You want to assert on complex objects passed to methods.
You want to debug what data your code sends to collaborators.
Syntax
JUnit
ArgumentCaptor<Type> captor = ArgumentCaptor.forClass(Type.class);
verify(mockObject).methodName(captor.capture());
Type capturedValue = captor.getValue();

Replace Type with the class of the argument you want to capture.

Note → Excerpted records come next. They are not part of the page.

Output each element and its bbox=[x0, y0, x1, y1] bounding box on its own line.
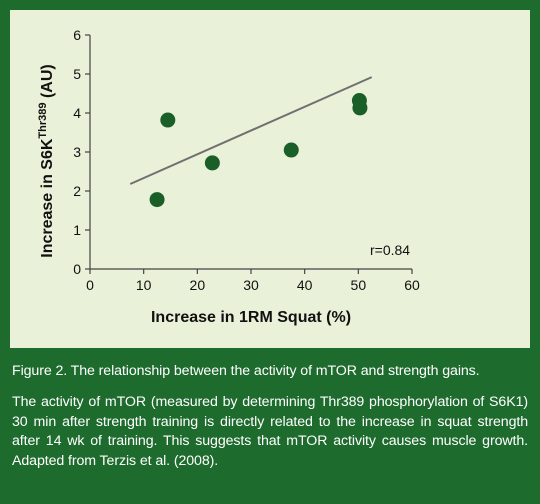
trendline-group bbox=[129, 76, 373, 185]
x-tick-label: 40 bbox=[297, 277, 313, 293]
y-tick-label: 3 bbox=[73, 144, 81, 160]
caption-body: The activity of mTOR (measured by determ… bbox=[12, 394, 528, 469]
data-point bbox=[352, 100, 368, 116]
data-point bbox=[204, 155, 220, 171]
x-tick-label: 0 bbox=[86, 277, 94, 293]
y-tick-label: 1 bbox=[73, 222, 81, 238]
chart-panel: 0 1 2 3 4 5 6 0 10 20 30 40 50 60 r=0.84 Increase in … bbox=[10, 10, 530, 348]
data-point bbox=[149, 192, 165, 208]
x-tick-label: 20 bbox=[190, 277, 206, 293]
caption-title: Figure 2. The relationship between the a… bbox=[12, 363, 480, 379]
y-axis-label: Increase in S6KThr389 (AU) bbox=[37, 64, 56, 257]
y-tick-label: 2 bbox=[73, 183, 81, 199]
data-point bbox=[160, 112, 176, 128]
x-tick-label: 60 bbox=[404, 277, 420, 293]
y-axis-label-main: Increase in S6K bbox=[39, 138, 56, 258]
y-tick-label: 6 bbox=[73, 27, 81, 43]
x-tick-label: 30 bbox=[243, 277, 259, 293]
trendline bbox=[129, 76, 373, 185]
figure-caption: Figure 2. The relationship between the a… bbox=[12, 362, 528, 471]
x-tick-label: 10 bbox=[136, 277, 152, 293]
x-axis-label: Increase in 1RM Squat (%) bbox=[151, 309, 351, 326]
y-tick-label: 0 bbox=[73, 261, 81, 277]
y-tick-label: 4 bbox=[73, 105, 81, 121]
y-axis-label-unit: (AU) bbox=[39, 64, 56, 102]
data-point bbox=[283, 142, 299, 158]
x-tick-label: 50 bbox=[351, 277, 367, 293]
y-axis-label-sup: Thr389 bbox=[37, 102, 49, 138]
correlation-annotation: r=0.84 bbox=[370, 242, 410, 258]
y-tick-label: 5 bbox=[73, 66, 81, 82]
data-points bbox=[149, 93, 368, 208]
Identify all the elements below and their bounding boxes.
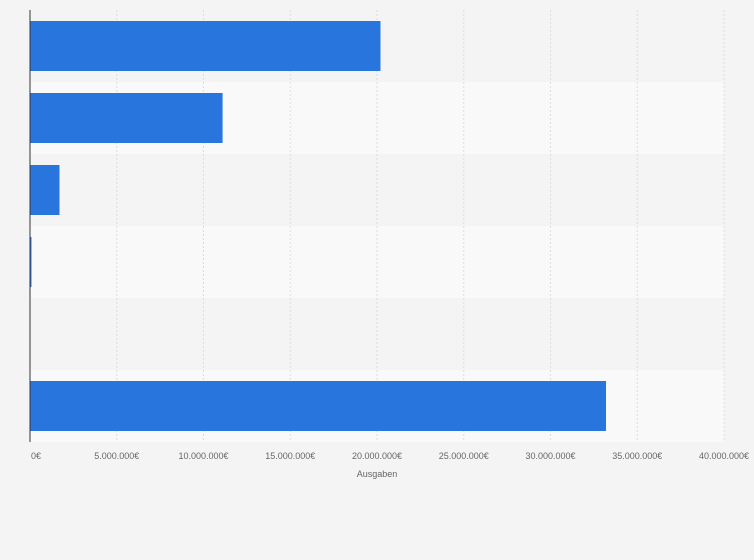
x-tick-label: 10.000.000€ [178, 451, 228, 461]
x-tick-label: 15.000.000€ [265, 451, 315, 461]
bar [30, 165, 60, 215]
x-tick-label: 25.000.000€ [439, 451, 489, 461]
bars [30, 21, 607, 431]
grid-lines [116, 10, 725, 442]
bar [30, 93, 223, 143]
x-tick-label: 35.000.000€ [612, 451, 662, 461]
x-tick-labels: 0€ 5.000.000€ 10.000.000€ 15.000.000€ 20.000… [31, 451, 749, 461]
x-tick-label: 5.000.000€ [94, 451, 139, 461]
x-tick-label: 30.000.000€ [525, 451, 575, 461]
x-tick-label: 40.000.000€ [699, 451, 749, 461]
x-tick-label: 20.000.000€ [352, 451, 402, 461]
bar [30, 237, 32, 287]
x-axis-title: Ausgaben [357, 469, 398, 479]
bar [30, 381, 607, 431]
x-tick-label: 0€ [31, 451, 41, 461]
bar [30, 21, 381, 71]
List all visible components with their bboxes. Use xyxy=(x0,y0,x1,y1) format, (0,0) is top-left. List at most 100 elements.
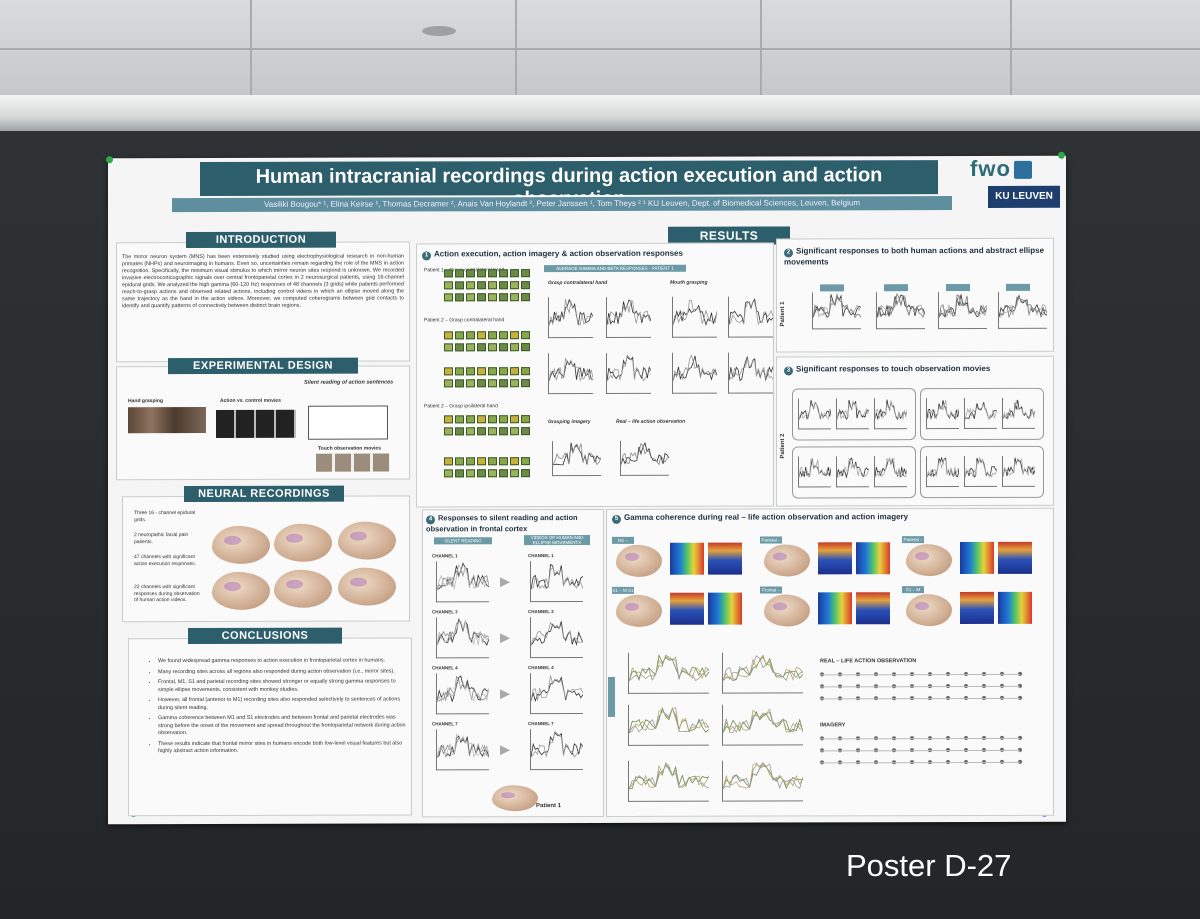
electrode-contact xyxy=(477,367,486,376)
electrode-contact xyxy=(444,293,453,302)
trace-plot xyxy=(812,292,861,330)
ceiling xyxy=(0,0,1200,100)
arrow-icon xyxy=(500,689,510,700)
electrode-contact xyxy=(444,269,453,278)
subplot-header xyxy=(884,284,908,292)
silent-reading-header: SILENT READING xyxy=(434,537,492,545)
channel-label: CHANNEL 1 xyxy=(432,553,458,559)
trace-plot xyxy=(722,704,803,746)
electrode-contact xyxy=(444,415,453,424)
trace-plot xyxy=(964,455,997,488)
electrode-contact xyxy=(455,469,464,478)
electrode-contact xyxy=(521,269,530,278)
brain-image xyxy=(338,567,396,606)
pin xyxy=(1058,151,1065,159)
channel-label: CHANNEL 3 xyxy=(528,609,554,615)
electrode-contact xyxy=(455,415,464,424)
trace-plot xyxy=(728,296,773,338)
trace-plot xyxy=(530,729,583,771)
trace-plot xyxy=(926,398,959,430)
trace-plot xyxy=(722,760,803,802)
heatmap xyxy=(708,592,742,625)
grasping-imagery-label: Grasping imagery xyxy=(548,418,591,426)
average-responses-header: AVERAGE GAMMA AND BETA RESPONSES - PATIE… xyxy=(544,264,686,273)
trace-plot xyxy=(836,398,869,430)
section-4-title-text: Responses to silent reading and action o… xyxy=(426,513,578,534)
conclusion-item: These results indicate that frontal mirr… xyxy=(158,740,410,756)
ku-leuven-logo: KU LEUVEN xyxy=(988,185,1060,208)
electrode-contact xyxy=(444,367,453,376)
channel-label: CHANNEL 7 xyxy=(432,721,458,727)
electrode-contact xyxy=(455,281,464,290)
conclusions-header: CONCLUSIONS xyxy=(188,627,342,645)
trace-plot xyxy=(722,652,803,694)
experimental-design-header: EXPERIMENTAL DESIGN xyxy=(168,357,358,375)
electrode-contact xyxy=(521,469,530,478)
electrode-contact xyxy=(499,415,508,424)
electrode-contact xyxy=(488,415,497,424)
conclusion-item: Gamma coherence between M1 and S1 electr… xyxy=(158,714,410,737)
trace-plot xyxy=(728,352,773,394)
fwo-logo-text: fwo xyxy=(970,155,1011,181)
electrode-contact xyxy=(455,293,464,302)
electrode-contact xyxy=(455,269,464,278)
section-4-title: 4 Responses to silent reading and action … xyxy=(426,513,598,533)
conclusion-item: Many recording sites across all regions … xyxy=(158,668,410,676)
electrode-contact xyxy=(499,281,508,290)
electrode-contact xyxy=(477,379,486,388)
patient-label: Patient 2 – Grasp ipsilateral hand xyxy=(424,403,498,410)
electrode-contact xyxy=(488,457,497,466)
electrode-contact xyxy=(455,457,464,466)
trace-plot xyxy=(548,352,593,395)
electrode-contact xyxy=(455,331,464,340)
electrode-contact xyxy=(488,427,497,436)
trace-plot xyxy=(436,617,489,659)
section-5-title: 5 Gamma coherence during real – life acti… xyxy=(612,512,908,524)
patient-1-footer-label: Patient 1 xyxy=(536,803,562,810)
electrode-contact xyxy=(488,269,497,278)
electrode-contact xyxy=(521,415,530,424)
electrode-contact xyxy=(499,367,508,376)
heatmap xyxy=(670,542,704,575)
trace-plot xyxy=(836,456,869,488)
ceiling-sprinkler xyxy=(422,26,456,36)
trace-plot xyxy=(998,291,1047,329)
real-life-observation-label: Real – life action observation xyxy=(616,418,686,425)
brain-image xyxy=(274,569,332,608)
observation-network-label: REAL – LIFE ACTION OBSERVATION xyxy=(820,658,917,665)
brain-image xyxy=(212,571,270,610)
action-control-movie-frames xyxy=(216,409,296,438)
imagery-network-label: IMAGERY xyxy=(820,722,846,729)
electrode-contact xyxy=(488,379,497,388)
brain-image xyxy=(616,544,662,577)
trace-plot xyxy=(874,398,907,430)
electrode-contact xyxy=(444,343,453,352)
heatmap xyxy=(708,542,742,575)
electrode-contact xyxy=(521,331,530,340)
electrode-contact xyxy=(510,379,519,388)
trace-plot xyxy=(628,704,709,746)
brain-image xyxy=(492,785,538,812)
section-2-title-text: Significant responses to both human acti… xyxy=(784,245,1045,267)
pair-tag: Parietal – M1 S1 xyxy=(760,536,782,550)
electrode-contact xyxy=(455,367,464,376)
grasp-contra-label: Grasp contralateral hand xyxy=(548,279,608,287)
brain-image xyxy=(764,544,810,577)
subplot-header xyxy=(820,284,844,292)
section-3-title: 3 Significant responses to touch observat… xyxy=(784,364,990,376)
heatmap xyxy=(818,592,852,625)
ceiling-seam xyxy=(515,0,517,95)
fwo-logo: fwo xyxy=(970,156,1032,182)
patient-1-label: Patient 1 xyxy=(780,301,786,327)
introduction-header: INTRODUCTION xyxy=(186,231,336,249)
electrode-contact xyxy=(477,293,486,302)
section-number: 5 xyxy=(612,514,621,524)
electrode-contact xyxy=(466,343,475,352)
section-number: 2 xyxy=(784,248,793,258)
heatmap xyxy=(670,592,704,625)
trace-plot xyxy=(552,440,601,477)
heatmap xyxy=(960,591,994,625)
electrode-contact xyxy=(466,367,475,376)
electrode-contact xyxy=(466,293,475,302)
conclusion-item: We found widespread gamma responses to a… xyxy=(158,657,410,665)
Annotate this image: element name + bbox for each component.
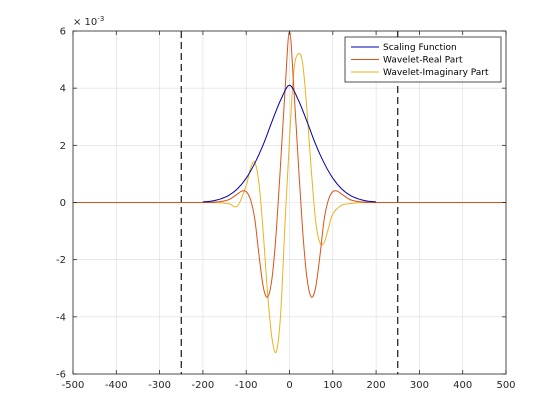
x-tick-label: 0	[286, 380, 292, 391]
x-tick-label: 400	[453, 380, 472, 391]
x-tick-label: 500	[496, 380, 515, 391]
x-tick-label: -200	[192, 380, 215, 391]
y-exponent-base: × 10	[73, 17, 97, 28]
legend-items: Scaling Function Wavelet-Real Part Wavelet…	[351, 43, 489, 78]
series-line-wavelet-imaginary-part	[73, 52, 506, 354]
x-tick-label: -100	[235, 380, 258, 391]
legend-label: Scaling Function	[383, 43, 457, 53]
y-tick-label: -2	[56, 255, 66, 266]
x-tick-labels: -500 -400 -300 -200 -100 0 100 200 300 400 500	[62, 380, 516, 391]
x-tick-label: -400	[105, 380, 128, 391]
y-tick-labels: -6 -4 -2 0 2 4 6	[56, 27, 66, 381]
legend-label: Wavelet-Imaginary Part	[383, 68, 489, 78]
y-tick-label: 6	[60, 27, 66, 38]
legend: Scaling Function Wavelet-Real Part Wavelet…	[344, 36, 502, 83]
legend-label: Wavelet-Real Part	[383, 56, 463, 66]
x-tick-label: 300	[410, 380, 429, 391]
y-tick-label: -4	[56, 312, 66, 323]
x-tick-label: 100	[323, 380, 342, 391]
y-tick-label: 0	[60, 198, 66, 209]
axis-ticks	[72, 30, 507, 375]
x-tick-label: -500	[62, 380, 85, 391]
series-line-scaling-function	[202, 84, 377, 203]
x-tick-label: -300	[148, 380, 171, 391]
y-tick-label: 4	[60, 84, 66, 95]
y-exponent-power: -3	[97, 15, 104, 23]
y-tick-label: 2	[60, 141, 66, 152]
x-tick-label: 200	[367, 380, 386, 391]
y-exponent-label: × 10-3	[73, 15, 104, 28]
y-tick-label: -6	[56, 370, 66, 381]
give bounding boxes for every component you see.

Use captor.getValue() to get the single captured argument or captor.getAllValues() for multiple calls.

Examples
Capture a String argument passed to sendMessage and check it equals "Hello".
JUnit
ArgumentCaptor<String> captor = ArgumentCaptor.forClass(String.class);
verify(mock).sendMessage(captor.capture());
String message = captor.getValue();
assertEquals("Hello", message);
Capture a User object passed to addUser and check the user's name.
JUnit
ArgumentCaptor<User> captor = ArgumentCaptor.forClass(User.class);
verify(userService).addUser(captor.capture());
User user = captor.getValue();
assertEquals("Alice", user.getName());
Sample Program

This test checks that when welcomeUser is called with "Bob", the notifyUser method receives the message "Welcome, Bob!".

JUnit
import static org.mockito.Mockito.*;
import static org.junit.jupiter.api.Assertions.*;
import org.mockito.ArgumentCaptor;
import org.junit.jupiter.api.Test;

class NotificationService {
    void notifyUser(String message) {
        // sends notification
    }
}

class UserController {
    private NotificationService notificationService;
    UserController(NotificationService notificationService) {
        this.notificationService = notificationService;
    }
    void welcomeUser(String username) {
        String message = "Welcome, " + username + "!";
        notificationService.notifyUser(message);
    }
}

public class ArgumentCaptorTest {
    @Test
    void testWelcomeUserSendsCorrectMessage() {
        NotificationService mockNotification = mock(NotificationService.class);
        UserController controller = new UserController(mockNotification);

        controller.welcomeUser("Bob");

        ArgumentCaptor<String> captor = ArgumentCaptor.forClass(String.class);
        verify(mockNotification).notifyUser(captor.capture());

        String capturedMessage = captor.getValue();
        assertEquals("Welcome, Bob!", capturedMessage);
    }
}
OutputSuccess
Important Notes

Argument captors work only with mocks created by Mockito.

Use captor.getAllValues() if the method is called multiple times and you want all arguments.

Always verify the method call before capturing arguments to avoid errors.

Summary

Argument captors let you catch and check method arguments in tests.

They help verify that your code sends the right data to other parts.

Use them with Mockito mocks and verify() calls.